I’ve been working on an archiving solution for one of our products but was suffering from a disastrous performance problem with a relatively simple SQL statement. Here’s the problematic SQL :
delete from c
from #CodeToArchive cta
join Code c on c.oid = cta.oid
#CodeToArchive is a temporary table containing one column of primary keys to be deleted from the table Code. With the temporary table only containing about 100 rows this statement still took over 5 minutes to complete!
Running an execution plan highlighted that the delete from Code wasn’t the problem :
…but lower down the problem became apparent. The Code primary key is a foreign key in a number of other tables and one in particular, the Reward table, was causing the problem :
Whilst all other foreign keys were all using Nested Loops and Index Seeks, Reward ended up a Merge Join with an Index Scan despite the fact there was an index on the foreign key. That fat arrow is highlighting a transfer of 24 million rows totalling about 600Mb!! The estimated and actual row counts both matched which suggested the statistics were all up-to-date.

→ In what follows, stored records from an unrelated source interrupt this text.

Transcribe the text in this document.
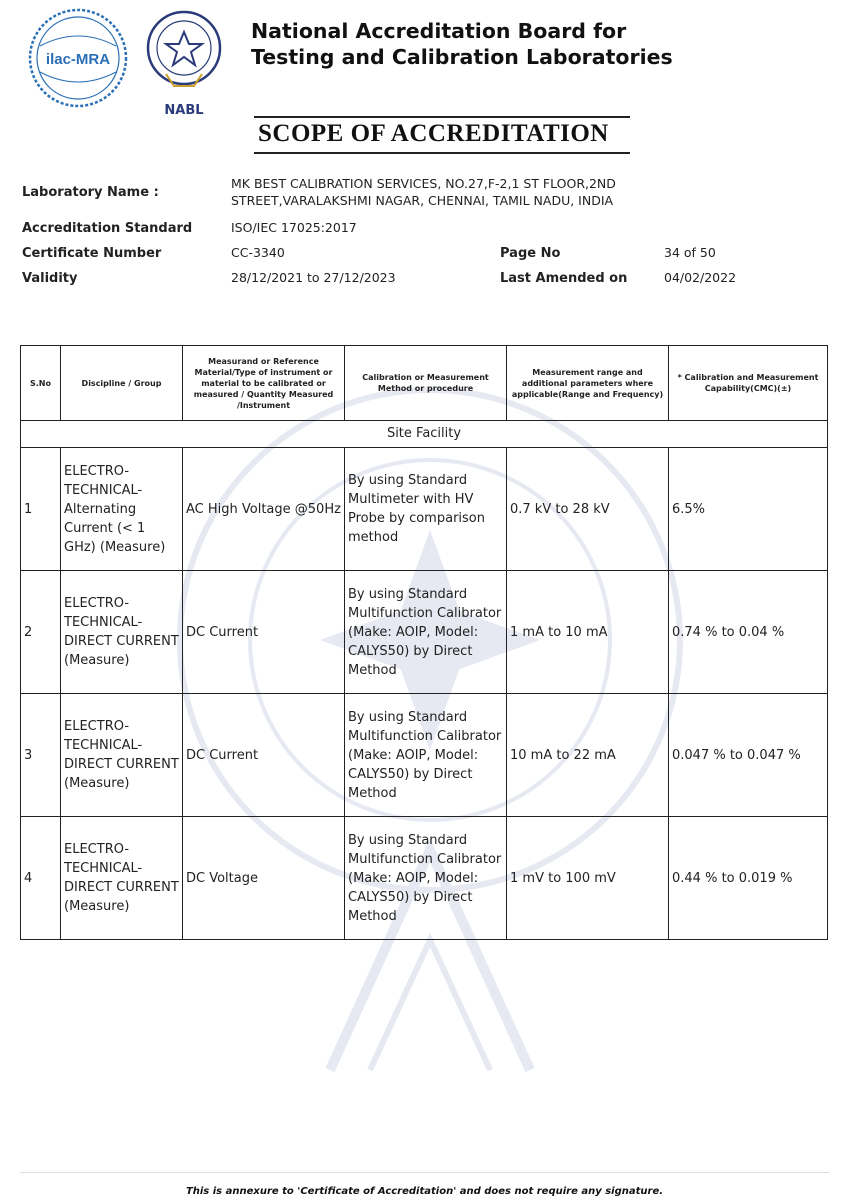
ilac-MRA
NABL
National Accreditation Board for
Testing and Calibration Laboratories
SCOPE OF ACCREDITATION
Laboratory Name :
MK BEST CALIBRATION SERVICES, NO.27,F-2,1 ST FLOOR,2ND
STREET,VARALAKSHMI NAGAR, CHENNAI, TAMIL NADU, INDIA
Accreditation Standard	ISO/IEC 17025:2017
Certificate Number	CC-3340	Page No	34 of 50
Validity	28/12/2021 to 27/12/2023	Last Amended on	04/02/2022
S.No	Discipline / Group	Measurand or Reference Material/Type of instrument or material to be calibrated or measured / Quantity Measured /Instrument	Calibration or Measurement Method or procedure	Measurement range and additional parameters where applicable(Range and Frequency)	* Calibration and Measurement Capability(CMC)(±)
Site Facility					
1	ELECTRO-TECHNICAL-Alternating Current (< 1 GHz) (Measure)	AC High Voltage @50Hz	By using Standard Multimeter with HV Probe by comparison method	0.7 kV to 28 kV	6.5%
2	ELECTRO-TECHNICAL-DIRECT CURRENT (Measure)	DC Current	By using Standard Multifunction Calibrator (Make: AOIP, Model: CALYS50) by Direct Method	1 mA to 10 mA	0.74 % to 0.04 %
3	ELECTRO-TECHNICAL-DIRECT CURRENT (Measure)	DC Current	By using Standard Multifunction Calibrator (Make: AOIP, Model: CALYS50) by Direct Method	10 mA to 22 mA	0.047 % to 0.047 %
4	ELECTRO-TECHNICAL-DIRECT CURRENT (Measure)	DC Voltage	By using Standard Multifunction Calibrator (Make: AOIP, Model: CALYS50) by Direct Method	1 mV to 100 mV	0.44 % to 0.019 %
This is annexure to 'Certificate of Accreditation' and does not require any signature.
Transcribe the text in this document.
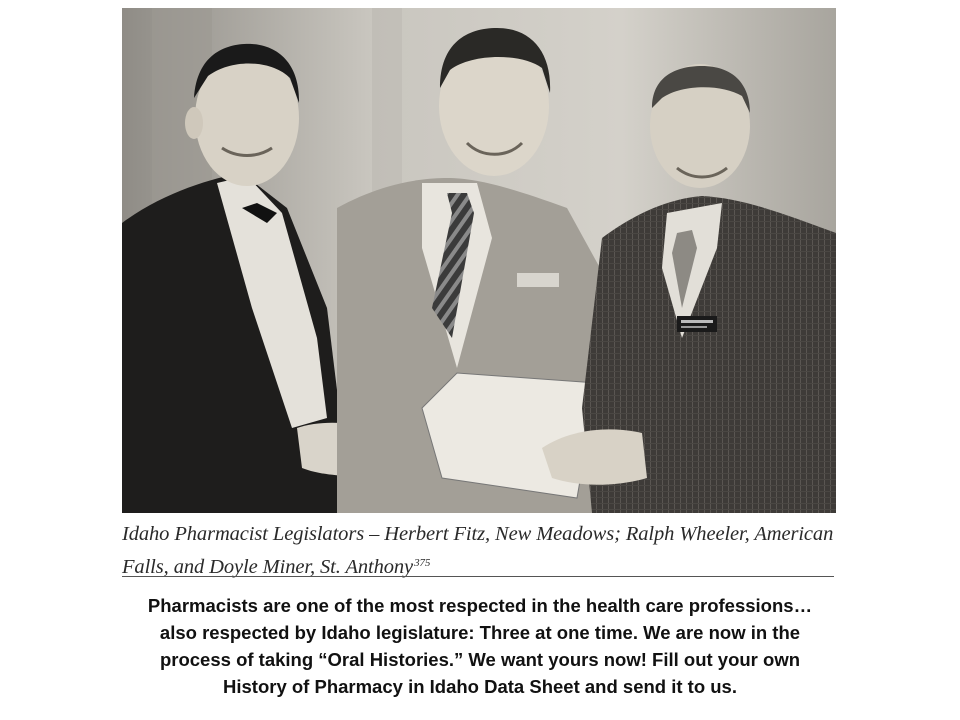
Idaho Pharmacist Legislators – Herbert Fitz, New Meadows; Ralph Wheeler, American Falls, and Doyle Miner, St. Anthony$^{375}$
Pharmacists are one of the most respected in the health care professions…
also respected by Idaho legislature: Three at one time. We are now in the
process of taking “Oral Histories.” We want yours now! Fill out your own
History of Pharmacy in Idaho Data Sheet and send it to us.
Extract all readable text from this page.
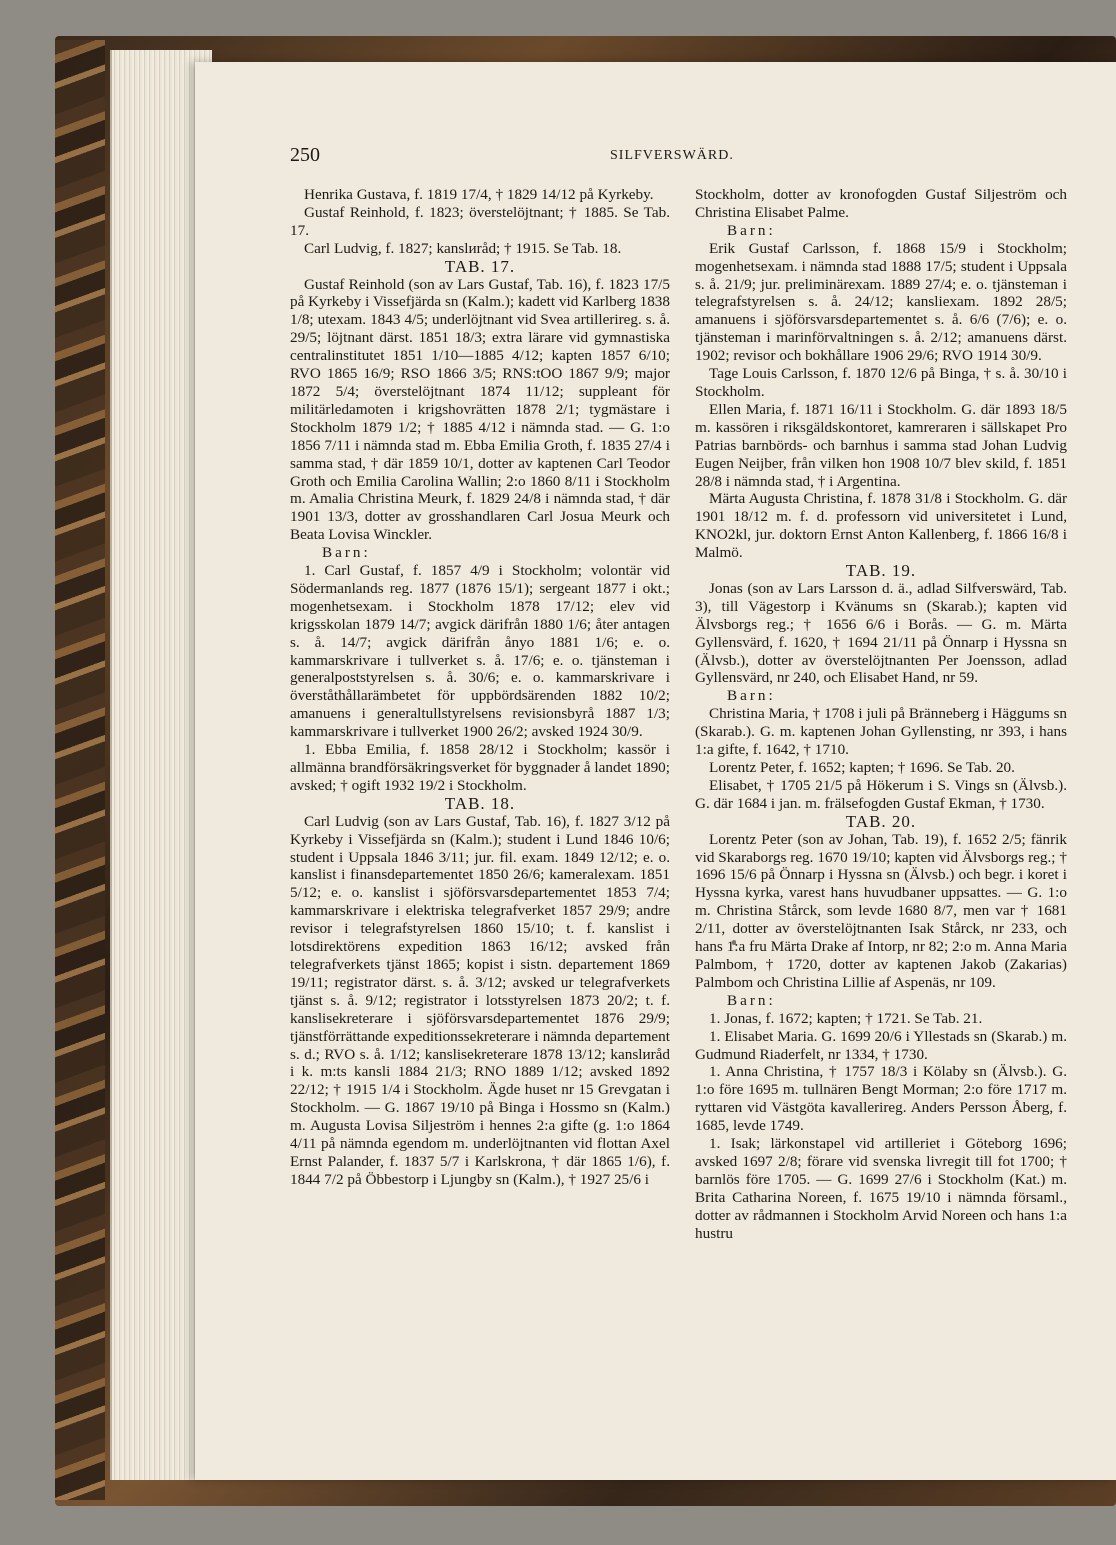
250	SILFVERSWÄRD.

Henrika Gustava, f. 1819 17/4, † 1829 14/12 på Kyrkeby.

Gustaf Reinhold, f. 1823; överstelöjtnant; † 1885. Se Tab. 17.

Carl Ludvig, f. 1827; kanslиråd; † 1915. Se Tab. 18.

TAB. 17.

Gustaf Reinhold (son av Lars Gustaf, Tab. 16), f. 1823 17/5 på Kyrkeby i Vissefjärda sn (Kalm.); kadett vid Karlberg 1838 1/8; utexam. 1843 4/5; underlöjtnant vid Svea artillerireg. s. å. 29/5; löjtnant därst. 1851 18/3; extra lärare vid gymnastiska centralinstitutet 1851 1/10—1885 4/12; kapten 1857 6/10; RVO 1865 16/9; RSO 1866 3/5; RNS:tOO 1867 9/9; major 1872 5/4; överstelöjtnant 1874 11/12; suppleant för militärledamoten i krigshovrätten 1878 2/1; tygmästare i Stockholm 1879 1/2; † 1885 4/12 i nämnda stad. — G. 1:o 1856 7/11 i nämnda stad m. Ebba Emilia Groth, f. 1835 27/4 i samma stad, † där 1859 10/1, dotter av kaptenen Carl Teodor Groth och Emilia Carolina Wallin; 2:o 1860 8/11 i Stockholm m. Amalia Christina Meurk, f. 1829 24/8 i nämnda stad, † där 1901 13/3, dotter av grosshandlaren Carl Josua Meurk och Beata Lovisa Winckler.

Barn:

1. Carl Gustaf, f. 1857 4/9 i Stockholm; volontär vid Södermanlands reg. 1877 (1876 15/1); sergeant 1877 i okt.; mogenhetsexam. i Stockholm 1878 17/12; elev vid krigsskolan 1879 14/7; avgick därifrån 1880 1/6; åter antagen s. å. 14/7; avgick därifrån ånyo 1881 1/6; e. o. kammarskrivare i tullverket s. å. 17/6; e. o. tjänsteman i generalpoststyrelsen s. å. 30/6; e. o. kammarskrivare i överståthållarämbetet för uppbördsärenden 1882 10/2; amanuens i generaltullstyrelsens revisionsbyrå 1887 1/3; kammarskrivare i tullverket 1900 26/2; avsked 1924 30/9.

1. Ebba Emilia, f. 1858 28/12 i Stockholm; kassör i allmänna brandförsäkringsverket för byggnader å landet 1890; avsked; † ogift 1932 19/2 i Stockholm.

TAB. 18.

Carl Ludvig (son av Lars Gustaf, Tab. 16), f. 1827 3/12 på Kyrkeby i Vissefjärda sn (Kalm.); student i Lund 1846 10/6; student i Uppsala 1846 3/11; jur. fil. exam. 1849 12/12; e. o. kanslist i finansdepartementet 1850 26/6; kameralexam. 1851 5/12; e. o. kanslist i sjöförsvarsdepartementet 1853 7/4; kammarskrivare i elektriska telegrafverket 1857 29/9; andre revisor i telegrafstyrelsen 1860 15/10; t. f. kanslist i lotsdirektörens expedition 1863 16/12; avsked från telegrafverkets tjänst 1865; kopist i sistn. departement 1869 19/11; registrator därst. s. å. 3/12; avsked ur telegrafverkets tjänst s. å. 9/12; registrator i lotsstyrelsen 1873 20/2; t. f. kanslisekreterare i sjöförsvarsdepartementet 1876 29/9; tjänstförrättande expeditionssekreterare i nämnda departement s. d.; RVO s. å. 1/12; kanslisekreterare 1878 13/12; kanslиråd i k. m:ts kansli 1884 21/3; RNO 1889 1/12; avsked 1892 22/12; † 1915 1/4 i Stockholm. Ägde huset nr 15 Grevgatan i Stockholm. — G. 1867 19/10 på Binga i Hossmo sn (Kalm.) m. Augusta Lovisa Siljeström i hennes 2:a gifte (g. 1:o 1864 4/11 på nämnda egendom m. underlöjtnanten vid flottan Axel Ernst Palander, f. 1837 5/7 i Karlskrona, † där 1865 1/6), f. 1844 7/2 på Öbbestorp i Ljungby sn (Kalm.), † 1927 25/6 i

Stockholm, dotter av kronofogden Gustaf Siljeström och Christina Elisabet Palme.

Barn:

Erik Gustaf Carlsson, f. 1868 15/9 i Stockholm; mogenhetsexam. i nämnda stad 1888 17/5; student i Uppsala s. å. 21/9; jur. preliminärexam. 1889 27/4; e. o. tjänsteman i telegrafstyrelsen s. å. 24/12; kansliexam. 1892 28/5; amanuens i sjöförsvarsdepartementet s. å. 6/6 (7/6); e. o. tjänsteman i marinförvaltningen s. å. 2/12; amanuens därst. 1902; revisor och bokhållare 1906 29/6; RVO 1914 30/9.

Tage Louis Carlsson, f. 1870 12/6 på Binga, † s. å. 30/10 i Stockholm.

Ellen Maria, f. 1871 16/11 i Stockholm. G. där 1893 18/5 m. kassören i riksgäldskontoret, kamreraren i sällskapet Pro Patrias barnbörds- och barnhus i samma stad Johan Ludvig Eugen Neijber, från vilken hon 1908 10/7 blev skild, f. 1851 28/8 i nämnda stad, † i Argentina.

Märta Augusta Christina, f. 1878 31/8 i Stockholm. G. där 1901 18/12 m. f. d. professorn vid universitetet i Lund, KNO2kl, jur. doktorn Ernst Anton Kallenberg, f. 1866 16/8 i Malmö.

TAB. 19.

Jonas (son av Lars Larsson d. ä., adlad Silfverswärd, Tab. 3), till Vägestorp i Kvänums sn (Skarab.); kapten vid Älvsborgs reg.; † 1656 6/6 i Borås. — G. m. Märta Gyllensvärd, f. 1620, † 1694 21/11 på Önnarp i Hyssna sn (Älvsb.), dotter av överstelöjtnanten Per Joensson, adlad Gyllensvärd, nr 240, och Elisabet Hand, nr 59.

Barn:

Christina Maria, † 1708 i juli på Bränneberg i Häggums sn (Skarab.). G. m. kaptenen Johan Gyllensting, nr 393, i hans 1:a gifte, f. 1642, † 1710.

Lorentz Peter, f. 1652; kapten; † 1696. Se Tab. 20.

Elisabet, † 1705 21/5 på Hökerum i S. Vings sn (Älvsb.). G. där 1684 i jan. m. frälsefogden Gustaf Ekman, † 1730.

TAB. 20.

Lorentz Peter (son av Johan, Tab. 19), f. 1652 2/5; fänrik vid Skaraborgs reg. 1670 19/10; kapten vid Älvsborgs reg.; † 1696 15/6 på Önnarp i Hyssna sn (Älvsb.) och begr. i koret i Hyssna kyrka, varest hans huvudbaner uppsattes. — G. 1:o m. Christina Stårck, som levde 1680 8/7, men var † 1681 2/11, dotter av överstelöjtnanten Isak Stårck, nr 233, och hans 1:a fru Märta Drake af Intorp, nr 82; 2:o m. Anna Maria Palmbom, † 1720, dotter av kaptenen Jakob (Zakarias) Palmbom och Christina Lillie af Aspenäs, nr 109.

Barn:

1. Jonas, f. 1672; kapten; † 1721. Se Tab. 21.

1. Elisabet Maria. G. 1699 20/6 i Yllestads sn (Skarab.) m. Gudmund Riaderfelt, nr 1334, † 1730.

1. Anna Christina, † 1757 18/3 i Kölaby sn (Älvsb.). G. 1:o före 1695 m. tullnären Bengt Morman; 2:o före 1717 m. ryttaren vid Västgöta kavallerireg. Anders Persson Åberg, f. 1685, levde 1749.

1. Isak; lärkonstapel vid artilleriet i Göteborg 1696; avsked 1697 2/8; förare vid svenska livregit till fot 1700; † barnlös före 1705. — G. 1699 27/6 i Stockholm (Kat.) m. Brita Catharina Noreen, f. 1675 19/10 i nämnda församl., dotter av rådmannen i Stockholm Arvid Noreen och hans 1:a hustru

Lots of head-scratching and an epiphany later and things were sorted but we had to fool the query optimiser! The problem was the Code foreign key on Reward was full of nulls (and before you ask, this particular piece of application functionality wasn’t yet being used in this installation so we couldn’t just remove the foreign key) and this was fooling the query optimiser into thinking it had to search the entire index.
The solution was to give the optimiser a hand into realising there’s not quite so much data that it needs to look at, so a join to reward with a where clause did the trick :
delete from c
from #CodeToArchive cta
join Code c on c.oid = cta.oid
join Reward r on r.code = c.oid
where r.code is not null